While it doesn’t excuse AA’s actions (they should have provided more notice), the reality is that there is almost NO ONE who actually understands the rules on mileage accrual on partner airlines these days. And the number of people who make purchasing decisions based on these rules can probably fit in a telephone booth (if there still were telephone booths!).
Classic example: I bought one of those recent cheapo SAA fares to JNB. I’m a UA 1K, who’s been playing the mileage game for decades. I had absolutely no idea how many UA miles my ticket would earn when I bought it; I presumed it would be few (it is). I didn’t even know whether my elite status would earn me extra miles (it doesn’t). Heck, when you buy a ticket, it’s very difficult to even know what fare bucket your ticket is in (mine is actually in different buckets on different segments — I only found that out today when I tried to figure out why I could only get free seat assignments on certain flights).

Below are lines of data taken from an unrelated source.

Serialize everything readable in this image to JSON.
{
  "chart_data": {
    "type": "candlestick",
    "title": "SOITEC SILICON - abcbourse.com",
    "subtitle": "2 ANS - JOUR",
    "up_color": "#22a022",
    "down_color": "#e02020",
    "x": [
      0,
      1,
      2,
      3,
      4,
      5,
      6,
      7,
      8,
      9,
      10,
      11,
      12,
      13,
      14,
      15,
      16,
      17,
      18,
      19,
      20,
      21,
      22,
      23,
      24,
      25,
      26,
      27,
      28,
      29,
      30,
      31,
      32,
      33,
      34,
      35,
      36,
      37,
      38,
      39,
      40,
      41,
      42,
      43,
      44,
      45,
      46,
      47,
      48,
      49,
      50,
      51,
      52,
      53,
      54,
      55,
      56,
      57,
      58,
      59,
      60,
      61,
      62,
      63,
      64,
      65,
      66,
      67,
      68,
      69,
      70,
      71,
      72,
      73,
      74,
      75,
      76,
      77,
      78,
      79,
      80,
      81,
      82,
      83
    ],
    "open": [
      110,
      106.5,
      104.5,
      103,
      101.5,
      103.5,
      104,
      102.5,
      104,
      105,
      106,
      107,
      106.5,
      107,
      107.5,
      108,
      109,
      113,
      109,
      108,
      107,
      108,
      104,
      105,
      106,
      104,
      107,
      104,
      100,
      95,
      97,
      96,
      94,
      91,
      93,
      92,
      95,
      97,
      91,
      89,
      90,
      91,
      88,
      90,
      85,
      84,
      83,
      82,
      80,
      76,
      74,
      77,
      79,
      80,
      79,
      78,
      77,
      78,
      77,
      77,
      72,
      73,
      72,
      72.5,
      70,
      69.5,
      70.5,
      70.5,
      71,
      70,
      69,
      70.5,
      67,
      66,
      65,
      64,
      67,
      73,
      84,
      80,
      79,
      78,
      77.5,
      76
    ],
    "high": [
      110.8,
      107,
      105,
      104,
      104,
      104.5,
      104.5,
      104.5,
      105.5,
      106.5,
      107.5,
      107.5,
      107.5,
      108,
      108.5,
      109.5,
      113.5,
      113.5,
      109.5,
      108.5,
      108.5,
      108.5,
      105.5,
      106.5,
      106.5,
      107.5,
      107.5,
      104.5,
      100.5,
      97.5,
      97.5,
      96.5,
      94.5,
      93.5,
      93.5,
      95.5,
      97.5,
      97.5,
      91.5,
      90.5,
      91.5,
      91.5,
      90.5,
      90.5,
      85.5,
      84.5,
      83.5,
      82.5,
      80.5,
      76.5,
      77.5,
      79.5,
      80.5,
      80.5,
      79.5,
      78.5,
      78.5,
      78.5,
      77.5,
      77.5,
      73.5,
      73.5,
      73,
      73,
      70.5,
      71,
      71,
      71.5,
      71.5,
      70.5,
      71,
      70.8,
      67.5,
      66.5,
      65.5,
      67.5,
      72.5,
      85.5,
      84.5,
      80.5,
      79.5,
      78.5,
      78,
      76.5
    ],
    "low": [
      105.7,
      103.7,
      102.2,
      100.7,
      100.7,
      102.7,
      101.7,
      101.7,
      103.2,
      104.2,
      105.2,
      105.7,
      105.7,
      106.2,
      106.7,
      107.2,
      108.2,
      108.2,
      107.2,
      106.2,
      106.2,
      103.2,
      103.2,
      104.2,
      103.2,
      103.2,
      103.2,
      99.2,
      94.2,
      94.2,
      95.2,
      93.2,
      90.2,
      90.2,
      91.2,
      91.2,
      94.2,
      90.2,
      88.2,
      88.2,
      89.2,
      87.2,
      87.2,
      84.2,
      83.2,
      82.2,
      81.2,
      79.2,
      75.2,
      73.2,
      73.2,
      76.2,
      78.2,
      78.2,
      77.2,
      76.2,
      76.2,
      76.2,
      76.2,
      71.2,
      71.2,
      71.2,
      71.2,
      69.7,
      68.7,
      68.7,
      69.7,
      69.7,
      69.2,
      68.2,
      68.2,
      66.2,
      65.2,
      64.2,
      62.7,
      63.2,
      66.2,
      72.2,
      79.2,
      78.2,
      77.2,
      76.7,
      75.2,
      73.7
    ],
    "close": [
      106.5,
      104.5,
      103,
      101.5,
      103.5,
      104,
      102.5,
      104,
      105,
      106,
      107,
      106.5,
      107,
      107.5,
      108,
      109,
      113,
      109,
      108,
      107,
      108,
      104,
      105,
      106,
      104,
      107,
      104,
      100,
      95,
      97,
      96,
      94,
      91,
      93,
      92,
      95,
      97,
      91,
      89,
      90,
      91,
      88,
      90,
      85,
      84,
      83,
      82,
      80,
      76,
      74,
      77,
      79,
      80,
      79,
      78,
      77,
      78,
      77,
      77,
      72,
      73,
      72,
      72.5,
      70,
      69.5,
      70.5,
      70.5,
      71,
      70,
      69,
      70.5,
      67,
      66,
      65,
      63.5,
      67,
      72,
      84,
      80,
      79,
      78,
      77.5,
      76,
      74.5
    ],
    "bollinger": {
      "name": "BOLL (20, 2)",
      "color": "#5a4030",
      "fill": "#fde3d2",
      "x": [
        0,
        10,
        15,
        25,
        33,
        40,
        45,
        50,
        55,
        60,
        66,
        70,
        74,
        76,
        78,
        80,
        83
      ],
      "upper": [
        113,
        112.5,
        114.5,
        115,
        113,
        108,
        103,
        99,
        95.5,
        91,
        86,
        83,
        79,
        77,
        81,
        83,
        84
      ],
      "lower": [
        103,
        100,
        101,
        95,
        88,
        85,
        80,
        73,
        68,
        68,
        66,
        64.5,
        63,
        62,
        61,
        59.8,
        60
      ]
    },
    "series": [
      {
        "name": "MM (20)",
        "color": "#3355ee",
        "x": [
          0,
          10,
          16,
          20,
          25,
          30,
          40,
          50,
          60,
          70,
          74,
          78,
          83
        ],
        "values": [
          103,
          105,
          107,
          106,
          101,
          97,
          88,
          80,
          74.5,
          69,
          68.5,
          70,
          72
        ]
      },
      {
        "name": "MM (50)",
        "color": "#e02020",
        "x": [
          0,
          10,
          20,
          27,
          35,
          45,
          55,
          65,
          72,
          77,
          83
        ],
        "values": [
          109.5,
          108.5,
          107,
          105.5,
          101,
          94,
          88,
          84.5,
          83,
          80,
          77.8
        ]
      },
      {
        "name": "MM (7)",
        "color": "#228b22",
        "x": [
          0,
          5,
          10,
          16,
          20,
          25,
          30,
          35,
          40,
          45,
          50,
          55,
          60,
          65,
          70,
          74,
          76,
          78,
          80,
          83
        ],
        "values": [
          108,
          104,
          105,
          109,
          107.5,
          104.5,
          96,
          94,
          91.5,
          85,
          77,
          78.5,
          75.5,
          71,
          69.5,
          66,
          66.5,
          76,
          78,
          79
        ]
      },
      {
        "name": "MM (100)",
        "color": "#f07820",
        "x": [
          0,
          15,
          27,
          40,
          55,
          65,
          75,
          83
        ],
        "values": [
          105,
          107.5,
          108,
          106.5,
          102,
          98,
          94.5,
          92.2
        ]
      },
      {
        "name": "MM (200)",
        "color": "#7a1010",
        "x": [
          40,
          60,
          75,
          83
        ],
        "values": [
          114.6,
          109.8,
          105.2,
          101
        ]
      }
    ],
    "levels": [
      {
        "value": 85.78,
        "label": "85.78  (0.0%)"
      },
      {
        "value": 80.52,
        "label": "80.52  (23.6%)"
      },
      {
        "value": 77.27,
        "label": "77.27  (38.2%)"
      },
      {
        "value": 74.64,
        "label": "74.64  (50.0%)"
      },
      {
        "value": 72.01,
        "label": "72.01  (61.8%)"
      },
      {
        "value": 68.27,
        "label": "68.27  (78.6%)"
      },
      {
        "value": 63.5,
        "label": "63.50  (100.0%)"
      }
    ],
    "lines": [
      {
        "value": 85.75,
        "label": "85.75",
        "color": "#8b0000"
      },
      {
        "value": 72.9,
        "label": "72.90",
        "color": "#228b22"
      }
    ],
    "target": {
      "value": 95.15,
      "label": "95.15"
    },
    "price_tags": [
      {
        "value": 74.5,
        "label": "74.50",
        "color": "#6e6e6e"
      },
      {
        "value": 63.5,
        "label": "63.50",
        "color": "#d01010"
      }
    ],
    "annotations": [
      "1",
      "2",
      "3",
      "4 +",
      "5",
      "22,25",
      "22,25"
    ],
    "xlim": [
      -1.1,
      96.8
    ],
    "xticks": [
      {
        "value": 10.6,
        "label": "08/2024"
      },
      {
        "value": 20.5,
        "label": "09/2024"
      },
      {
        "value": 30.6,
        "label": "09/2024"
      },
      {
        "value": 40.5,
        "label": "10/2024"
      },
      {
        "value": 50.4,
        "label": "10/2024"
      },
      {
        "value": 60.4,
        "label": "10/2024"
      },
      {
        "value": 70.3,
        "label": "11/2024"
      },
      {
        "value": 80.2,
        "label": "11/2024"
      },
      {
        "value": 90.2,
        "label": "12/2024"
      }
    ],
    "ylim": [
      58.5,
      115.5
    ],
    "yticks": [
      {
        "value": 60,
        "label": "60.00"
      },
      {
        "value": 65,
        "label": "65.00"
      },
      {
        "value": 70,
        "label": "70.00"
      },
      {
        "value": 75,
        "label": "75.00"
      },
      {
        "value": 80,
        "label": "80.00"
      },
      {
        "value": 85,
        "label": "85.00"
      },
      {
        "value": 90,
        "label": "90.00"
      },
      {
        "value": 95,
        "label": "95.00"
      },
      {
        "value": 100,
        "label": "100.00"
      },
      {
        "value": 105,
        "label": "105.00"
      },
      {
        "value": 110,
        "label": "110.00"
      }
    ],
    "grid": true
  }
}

So the reality is that almost no one is really being screwed by AA’s lack of notice. The few people who actually understood the old rules were probably shying away from booking post-July partner flights “for the miles” anyway. I’m sure 99%+ of the flying public will remain clueless about the whole topic.
@Kevin Birnbaum – you are incorrect, this change is driven on the American side
I wish people would do their homework before posting comments. If you don’t know then don’t post. Fewer miles and fewer upgrades means less free loaders in FC. The future of air travel is here now and it’s called you get what you pay for. Bottom line is if you want to sit in FC you are going to have to pay for it. The days of free upgrades and racking up miles from flying are pretty much gone.
@Mark. You are not quite correct.
Free upgrades still exist for Elites. I have been upgraded about 90% of the time as an EP on American this year and expect that to continue, at least domestically until my EP expires in 2/18. Moreover, I have not yet paid a baggage fee in my life.
When my EP runs out, I will dip into my stash of miles to continue to ride in better style for a while after that.
After than, I suspect that the airlines are going to try to add revenues from selling miles. Since miles are less valuable, I suspect that the sales will get better and better. When my stash of miles runs out, I suspect to be able to buy low cost miles, which will turn into cheap ticket.
There will always be an angle, even for those like me that do not do their homework as you said.
@Kevin Birnbaum – you are obviously cabin crew, or related to someone who is, (“the flight attendants are here primarily to ensure your safety”) and couldn’t care less about customer loyalty or experience.
There is really no point to collect any any miles now in FFP for status, with the exception of Alaska Airline Miles. I will now fly the lowest fare and credit to AS, who’s with me here?